Hannah Burling Smith was a young Quaker woman of means who took up the study of mineralogy around 1822 in order to fill her leisure hours. She was born in New Jersey, the daughter of Hannah Burling (1755-1840) and Richard S. Smith (1752-1796), whose family were third-generation American shipbuilders and merchants. Burlington is where William Penn's Quakers founded West Jersey in 1677, based on the then unique American concept that all races, sexes, nationalities, and religions deserved equal rights. In a letter written to Mary Woolsey Dwight (1754-1845) of New Haven, Connecticut, on July 24, 1823, her friend Hannah B. Smith (1793-1866) of Burlington, New Jersey attempted to interest her in mineral collecting. Mary, who had recently visited Hannah and admired her mineral collection, was the wife of Timothy Dwight (1752-1817), author and former President of Yale College, where Benjamin Silliman's lectures on mineralogy were open to both men and women for a tuition fee of $5. The letter reads in part:

My dear Mary,
Many thanks, my friend, for recollecting me and my cabinet [in your recent letter]. It is indeed an infant one, scarcely more than 20 specimens, and few varieties of any one mineral. I wish thou wouldst interest thyself in the subject. It would, I think, be a source of pleasure to thee, as it unfolds a new and ample page of the book of Nature, and opens a new avenue through which we may admire the great author of the wonderful and the magnificent chambers of the earth.

In this retired spot, and living as I do both from inclination and duty, separated from much gay society, particularly in the winter season, the mind is forced upon itself, and obliged to draw from its own resources. And last winter, in company with my friend S[arah] Sharpless, I was induced to enter a little upon mineralogy, but it was with great diffidence of our own powers I do assure thee, yet we were both surprised that we were able to understand it, and encouraged to pursue it, and the delight of finding a specimen I assure thee was very great and amply repaid our trouble.

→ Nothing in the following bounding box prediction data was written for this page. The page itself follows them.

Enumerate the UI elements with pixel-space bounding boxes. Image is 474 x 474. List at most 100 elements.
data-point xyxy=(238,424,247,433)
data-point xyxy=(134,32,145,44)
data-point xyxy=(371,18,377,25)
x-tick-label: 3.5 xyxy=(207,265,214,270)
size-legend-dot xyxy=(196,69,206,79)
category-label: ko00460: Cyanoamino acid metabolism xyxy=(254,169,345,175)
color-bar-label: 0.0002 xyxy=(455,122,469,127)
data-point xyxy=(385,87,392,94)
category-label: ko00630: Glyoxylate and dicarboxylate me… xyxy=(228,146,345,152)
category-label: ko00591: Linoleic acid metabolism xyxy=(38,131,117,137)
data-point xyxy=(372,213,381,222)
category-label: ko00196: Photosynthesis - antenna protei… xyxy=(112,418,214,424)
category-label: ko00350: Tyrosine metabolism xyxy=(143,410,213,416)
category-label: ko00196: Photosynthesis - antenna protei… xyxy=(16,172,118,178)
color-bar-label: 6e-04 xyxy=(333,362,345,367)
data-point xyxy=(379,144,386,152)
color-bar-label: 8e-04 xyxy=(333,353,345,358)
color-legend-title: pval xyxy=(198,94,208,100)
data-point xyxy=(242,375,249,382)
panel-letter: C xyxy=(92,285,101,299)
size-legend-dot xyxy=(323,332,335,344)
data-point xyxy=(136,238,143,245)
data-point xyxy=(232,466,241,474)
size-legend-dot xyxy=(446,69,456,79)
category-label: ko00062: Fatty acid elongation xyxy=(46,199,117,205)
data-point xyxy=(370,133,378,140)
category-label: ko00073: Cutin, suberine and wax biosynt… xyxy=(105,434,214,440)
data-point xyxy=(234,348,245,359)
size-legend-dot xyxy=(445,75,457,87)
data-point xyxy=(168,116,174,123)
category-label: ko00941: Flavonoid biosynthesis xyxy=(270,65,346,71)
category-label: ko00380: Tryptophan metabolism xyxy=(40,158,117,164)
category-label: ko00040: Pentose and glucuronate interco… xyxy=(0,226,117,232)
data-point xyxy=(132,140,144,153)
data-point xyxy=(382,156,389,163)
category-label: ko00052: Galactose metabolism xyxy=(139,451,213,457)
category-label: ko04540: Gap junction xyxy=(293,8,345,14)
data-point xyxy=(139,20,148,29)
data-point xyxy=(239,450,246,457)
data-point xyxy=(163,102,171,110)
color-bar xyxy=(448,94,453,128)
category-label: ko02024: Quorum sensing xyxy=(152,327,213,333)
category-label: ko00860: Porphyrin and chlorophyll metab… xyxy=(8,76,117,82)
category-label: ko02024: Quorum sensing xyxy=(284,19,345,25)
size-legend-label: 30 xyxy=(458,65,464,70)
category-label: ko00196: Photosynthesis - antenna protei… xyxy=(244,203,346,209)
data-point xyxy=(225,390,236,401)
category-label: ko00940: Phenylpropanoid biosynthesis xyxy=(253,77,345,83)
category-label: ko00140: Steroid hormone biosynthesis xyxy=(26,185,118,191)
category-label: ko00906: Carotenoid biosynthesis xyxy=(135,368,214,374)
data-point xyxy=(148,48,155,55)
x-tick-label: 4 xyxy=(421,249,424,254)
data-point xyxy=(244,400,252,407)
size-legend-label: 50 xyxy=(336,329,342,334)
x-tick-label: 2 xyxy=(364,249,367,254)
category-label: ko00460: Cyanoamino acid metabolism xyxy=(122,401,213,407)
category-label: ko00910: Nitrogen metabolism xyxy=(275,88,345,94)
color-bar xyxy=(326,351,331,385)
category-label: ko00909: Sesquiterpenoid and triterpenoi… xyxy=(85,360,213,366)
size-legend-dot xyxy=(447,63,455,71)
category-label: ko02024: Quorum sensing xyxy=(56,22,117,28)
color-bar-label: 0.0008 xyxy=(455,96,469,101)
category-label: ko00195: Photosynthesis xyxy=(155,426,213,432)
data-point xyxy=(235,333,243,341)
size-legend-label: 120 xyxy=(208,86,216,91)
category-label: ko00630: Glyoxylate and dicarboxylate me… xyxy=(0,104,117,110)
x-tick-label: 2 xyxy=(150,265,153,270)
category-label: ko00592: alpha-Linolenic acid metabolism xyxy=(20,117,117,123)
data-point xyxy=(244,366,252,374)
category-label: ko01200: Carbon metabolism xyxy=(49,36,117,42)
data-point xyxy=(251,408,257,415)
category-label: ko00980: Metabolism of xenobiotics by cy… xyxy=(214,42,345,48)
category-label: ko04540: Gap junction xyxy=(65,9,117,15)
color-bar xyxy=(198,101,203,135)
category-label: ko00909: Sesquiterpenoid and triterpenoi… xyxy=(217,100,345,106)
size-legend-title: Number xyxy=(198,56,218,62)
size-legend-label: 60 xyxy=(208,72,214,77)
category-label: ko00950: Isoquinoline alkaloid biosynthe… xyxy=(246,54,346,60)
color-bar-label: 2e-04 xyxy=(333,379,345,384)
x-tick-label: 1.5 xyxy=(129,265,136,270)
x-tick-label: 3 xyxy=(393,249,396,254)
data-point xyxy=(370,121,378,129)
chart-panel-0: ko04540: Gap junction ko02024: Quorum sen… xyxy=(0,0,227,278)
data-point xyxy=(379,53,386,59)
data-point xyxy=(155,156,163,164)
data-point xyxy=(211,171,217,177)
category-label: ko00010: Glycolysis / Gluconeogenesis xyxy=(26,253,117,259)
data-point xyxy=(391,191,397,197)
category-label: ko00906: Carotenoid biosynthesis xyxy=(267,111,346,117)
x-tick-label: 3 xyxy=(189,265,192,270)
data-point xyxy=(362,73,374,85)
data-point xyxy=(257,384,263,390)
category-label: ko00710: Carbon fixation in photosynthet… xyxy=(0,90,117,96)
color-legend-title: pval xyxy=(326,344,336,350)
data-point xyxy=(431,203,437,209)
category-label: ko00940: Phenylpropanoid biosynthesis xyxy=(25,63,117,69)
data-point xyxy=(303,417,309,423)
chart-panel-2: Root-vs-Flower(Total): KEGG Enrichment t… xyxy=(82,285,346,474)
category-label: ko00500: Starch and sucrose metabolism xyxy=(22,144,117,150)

I have felt a dread, I might almost say, of speaking of the subject when any gentlemen have been present, from the idea that it might be considered unfeminine, perhaps inadmissible, yet why, I cannot tell Few ladies have the opportunity of clambering amongst rocks and mountains themselves to procure these treasures, yet if they meet with a kind friend who is willing to give them some [specimens] I cannot see any impropriety in it. Yet from the circumstance of its being so rare, I dread its being thought ridiculous, and right or wrong, I believe you are more enlightened in the east, and I hope have a better view of the subject.
Truly thy friend,
H.B. Smith

Hannah married Robert Mott, a schoolteacher. The Motts were a prominent Quaker family from Westchester County, New York, who had several familial ties with the Burlington area. The Mott's country estate was named Hickory Grove; Robert Mott died soon after his marriage, but fathered one son, Richard Field Mott (1825-1891). The ultimate disposition of Hannah's mineral collection remains unknown.

William Wade Hinshaw, Encyclopedia of Quaker Geneology vols. 2 and 3, Ann Arbor, MI: Edwards Bros., 1936-.
James C. Purdy, Moorestown Old and New (1886), Moorestown, NJ: The Historical Society of Moorestown, 1976.
William E. Schermerhorn, The History of Burlington New Jersey, Burlington, NJ: Enterprise Publishing Co., 1927.
R. Morris Smith, The Burlington Smiths: A Family History, Philadelphia: printed for the author by E. S. Hart, 1877.
Jane Thompson-Stahr, The Burling Books: Ancestors and Descendants of Edward and Grace Burling, Quakers, Baltimore: Gateway Press, Inc., 2001.
Major E. M. Woodward, History of Burlington County, New Jersey, Philadelphia: Everts & Peck, 1883.